George d’Alex Gino

L'Ecole des Loisirs, 2017

  George a 10 ans. Elle vit avec son grand-frère et sa mère. « Elle ? » me direz-vous. Oui « elle » parce que personne ne le sait, personne ne le voit, mais George est une fille. Elle en est persuadée. Une fille enfermée dans le corps d’un garçon…

Un jour, son institutrice décide de monter une pièce de théâtre pour le spectacle de l’école. Et George rêve d’en interpréter son héroïne : Charlotte. Ça serait une manière pour elle d’ouvrir les yeux de ses proches et de leur rendre évident le fait qu’elle soit une fille.
Mais on ne donne pas de rôle féminin à un garçon quand tant d’autres filles ont passé l’audition pour ce rôle… Quel que soit le talent de comédien du dit garçon !… Et puis, ça ne se fait pas…
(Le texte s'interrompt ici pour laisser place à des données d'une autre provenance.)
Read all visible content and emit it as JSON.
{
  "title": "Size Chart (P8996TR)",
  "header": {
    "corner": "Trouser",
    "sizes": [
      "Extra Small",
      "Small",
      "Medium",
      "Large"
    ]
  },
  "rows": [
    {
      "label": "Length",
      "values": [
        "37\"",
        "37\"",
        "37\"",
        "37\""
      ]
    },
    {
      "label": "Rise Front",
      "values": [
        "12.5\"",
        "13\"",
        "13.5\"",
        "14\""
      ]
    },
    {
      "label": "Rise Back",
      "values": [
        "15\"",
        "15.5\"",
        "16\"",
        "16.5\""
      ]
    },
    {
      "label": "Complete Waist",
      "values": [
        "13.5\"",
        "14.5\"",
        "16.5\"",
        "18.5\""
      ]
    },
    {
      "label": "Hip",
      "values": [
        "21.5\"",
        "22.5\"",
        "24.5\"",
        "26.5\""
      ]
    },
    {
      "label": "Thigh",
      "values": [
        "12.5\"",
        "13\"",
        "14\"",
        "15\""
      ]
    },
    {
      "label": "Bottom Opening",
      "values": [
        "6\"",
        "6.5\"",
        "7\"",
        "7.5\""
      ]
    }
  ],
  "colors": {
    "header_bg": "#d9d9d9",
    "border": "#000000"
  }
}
On imagine aisément les difficultés sociétales auxquelles se confronte George (et il n’est qu’à l’école primaire) mais les plus dures à affronter sont certainement celles liées à ses proches. 
Car si sa mère est « cool » en apparence, George, en lui avouant son secret (déjà plus ou moins découvert) se heurte à un mur. C’est son grand frère, ado bourru de 16 ans, accro aux jeux vidéos et aux films d’horreur, qui aura la meilleure réaction.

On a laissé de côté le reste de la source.